REGINA – Service providers, police officers and policy makers attended an annual conference in Regina Friday, with the focus on preventing and ultimately eliminating domestic violence.
Darlene Juschka, University of Regina women & gender studies professor, said the issue is extremely complex to tackle.
“With violence you always have an intersection of many things and gender is not the only one. You have issues of colonization and you have issues of racism,” she said.
The sessions focused on topics ranging from human trafficking to preventing child sexual assault, but a reoccurring theme was how prevalent of an issue domestic violence is across Canada.
Dr. Mary Hampton with Saskatchewan’s RESOLVE Centre said the numbers are especially high in the prairies.
“Certainly in Saskatchewan it’s a big problem,” she said. “We don’t know why. That’s one of the things we need to find out during research. But we ask the question, is it normalized?”

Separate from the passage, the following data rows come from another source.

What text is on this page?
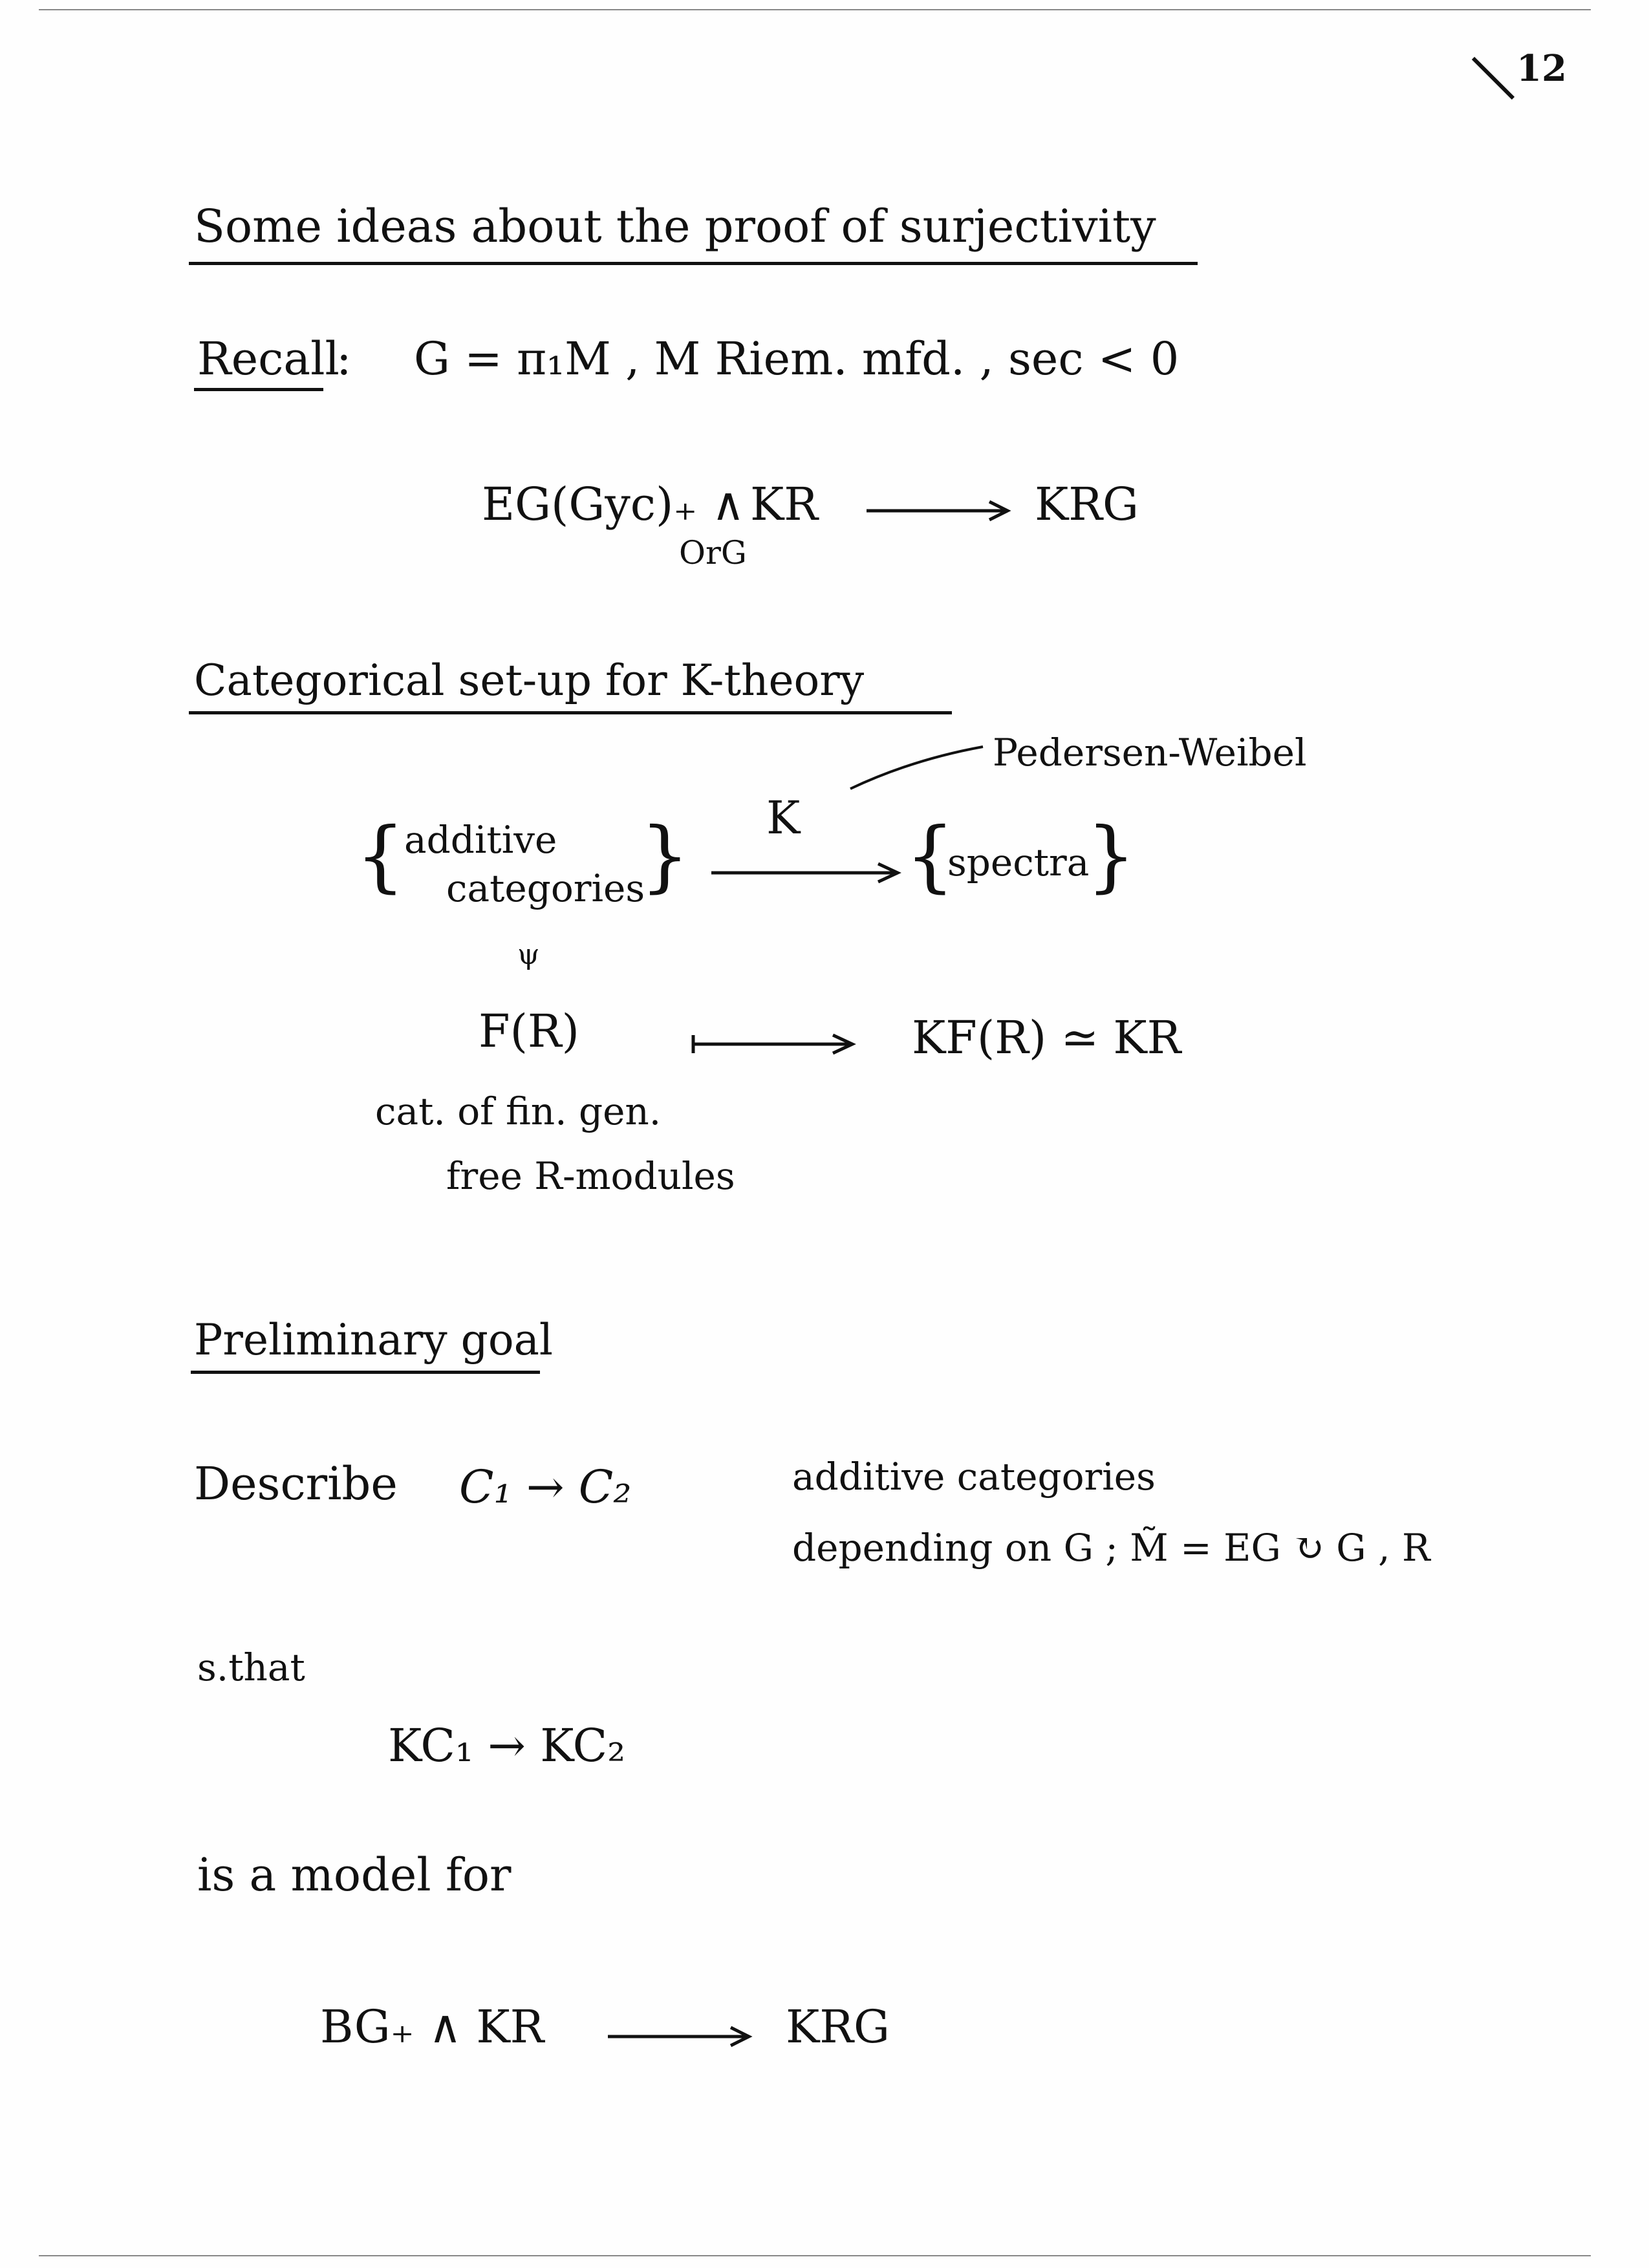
12
Some ideas about the proof of surjectivity
Recall
: G = π₁M , M Riem. mfd. , sec < 0
EG(Gyc)₊ ∧
OrG
KR	KRG
Categorical set-up for K-theory
Pedersen-Weibel
K
{
additive
categories
}	{
spectra
}
ψ
F(R)	KF(R) ≃ KR
cat. of fin. gen.
free R-modules
Preliminary goal
Describe C₁ → C₂	additive categories
depending on G ; M̃ = EG ↻ G , R
s.that
KC₁ → KC₂
is a model for
BG₊ ∧ KR	KRG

One of the conference’s speakers, Judge Marylynne Beaton, oversees domestic violence court in Saskatchewan and said she’s seen people from every walk of life in her courtroom.
“It’s everywhere. It’s chronic. and it’s not just a private matter between a husband and wife. This is a societal issue, and we need to put a stop to it,” she said.
One factor contributing to the high rates in Saskatchewan is that resources are thinly spread in isolated northern communities.
“People tend to be more inclined to seek their own justice and equally in those locations you’ll find more folks that own guns and knives, so you have more weapons in those locations,” said Juschka.
The issues are complex and take more than a conference to fix, but acts as a good reference point for those working day in and day out, that progress is being made.
“We’re certainly more aware of it, and it’s certainly nothing like it was,” added Juschka.
The conference kicked off Thursday night and ran until Friday evening. People from Saskatchewan, Manitoba, and Alberta attended.